Magid Hsaini premier dissident déclaré

Les commentateurs avaient prédit, suite aux récentes élections, l’implosion de la droite, l’explosion de l’UMP, un tsunami post-électoral, la fin du paysage politique tel que nous le connaissons. Bien sûr, ce n’est toujours pas exclu, et les semaines et mois à venir verront sans doute des mouvements significatifs tant sur l’aile droite que l’aile gauche de l’UMP.

Au niveau national, l’épisode Nicole Bricq, la sortie d’Alain Vidalies sur la liberté d’expression – mais pas de vote – d’EELV, le psychodrame sur la présidence de la commission Dévelopement Durable de l’assemblée, et enfin le refus d’EELV de voter pour Claude Bartolone à la présidence de l’Assemblée, montrent que c’est surtout le PS qui a du mal à digérer son élection et normaliser ses relations avec son allié encombrant.

Localement, la dissidence de Dominique Baert laisse des traces, puisque le PS vient d’annoncer la dissolution de la section de Wattrelos, avec charge à Christophe d’Hulst, premier adjoint de Baert, de faire le ménage et de remonter une section.
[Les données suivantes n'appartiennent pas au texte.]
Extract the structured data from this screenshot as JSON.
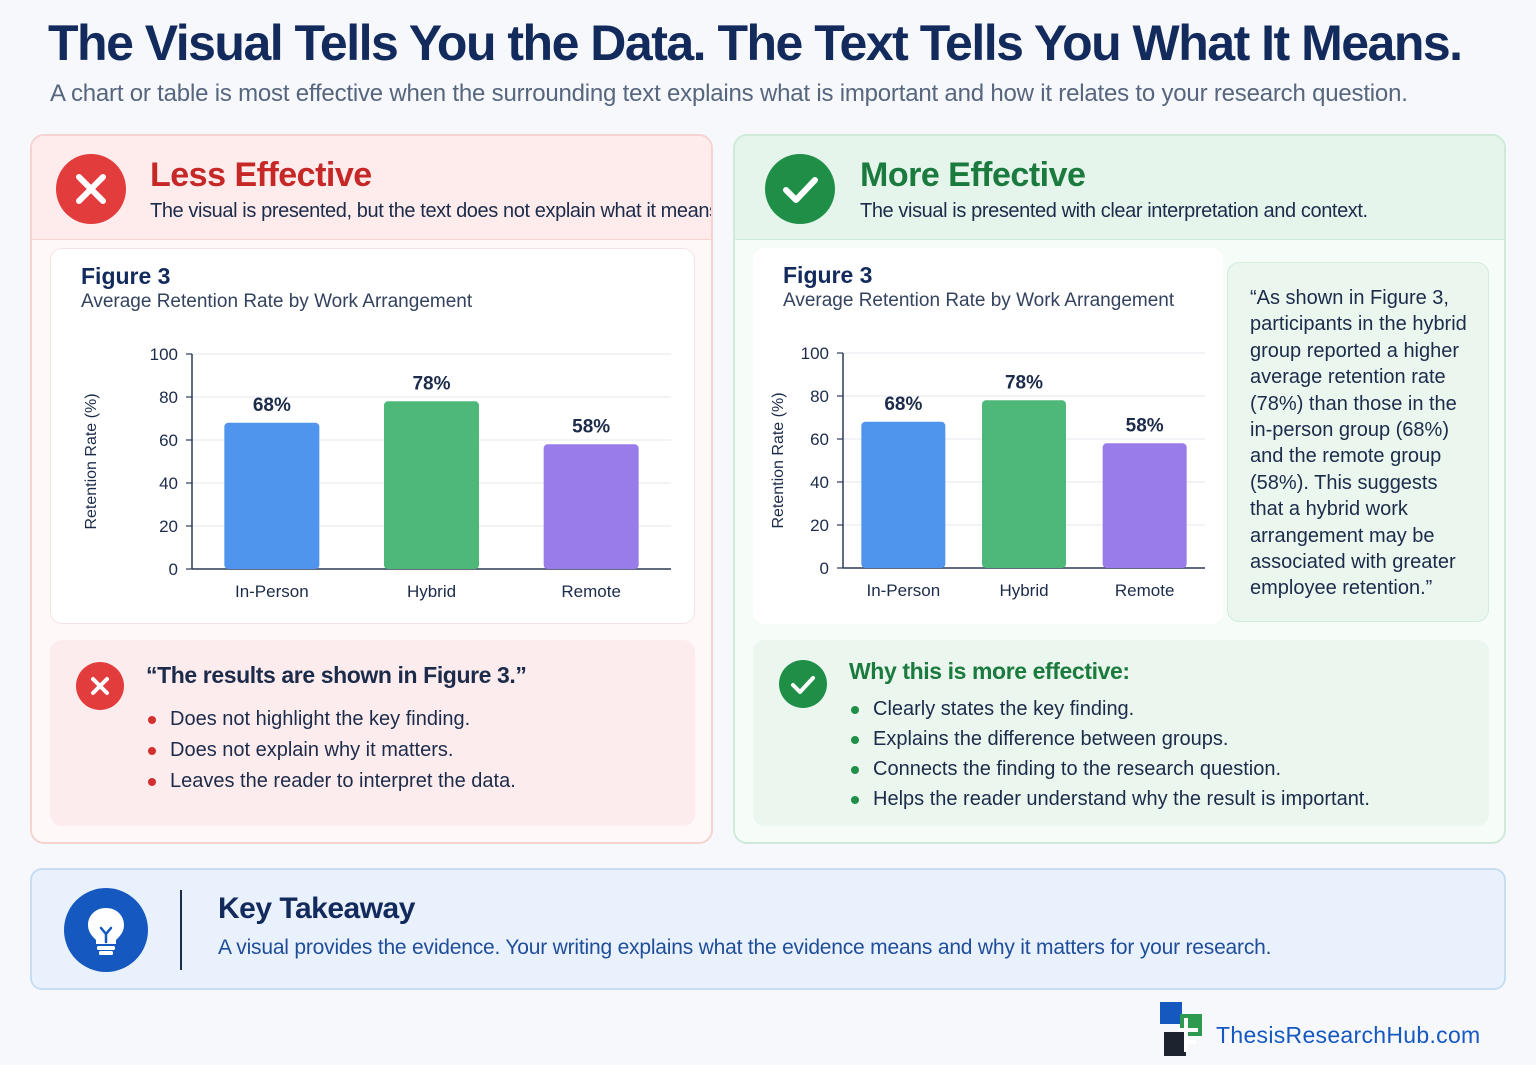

A Roubaix enfin, on apprend que Magid Hsaini, ex-adjoint aux quartiers nord, a décidé de présenter sa candidature aux municipales de 2014. Hsaini est une figure majeure des quartiers nord. Militant associatif, fondateur du club de boxe, infatigable politicien de terrain, tout le monde dans ces quartiers difficiles a eu, un jour, affaire à Magid Hsaini. C’est cette volonté de faire de la politique au contact des gens, et non au contact des appareils, qui lui permet de soutenir Dominique Baert et Francis Vercamer aux législatives : les hommes et leurs bilans comptent plus que les partis et leur cuisine politicienne. La décision d’Hsaini de rompre avec la majorité en place est donc logique. Il serait d’ailleurs étonnant qu’il ne soit pas suivi par certains de ses collègues dans les mois qui viennent, tant les sourires de façade peinent à masquer les dissensions au sein de la majorité municipale.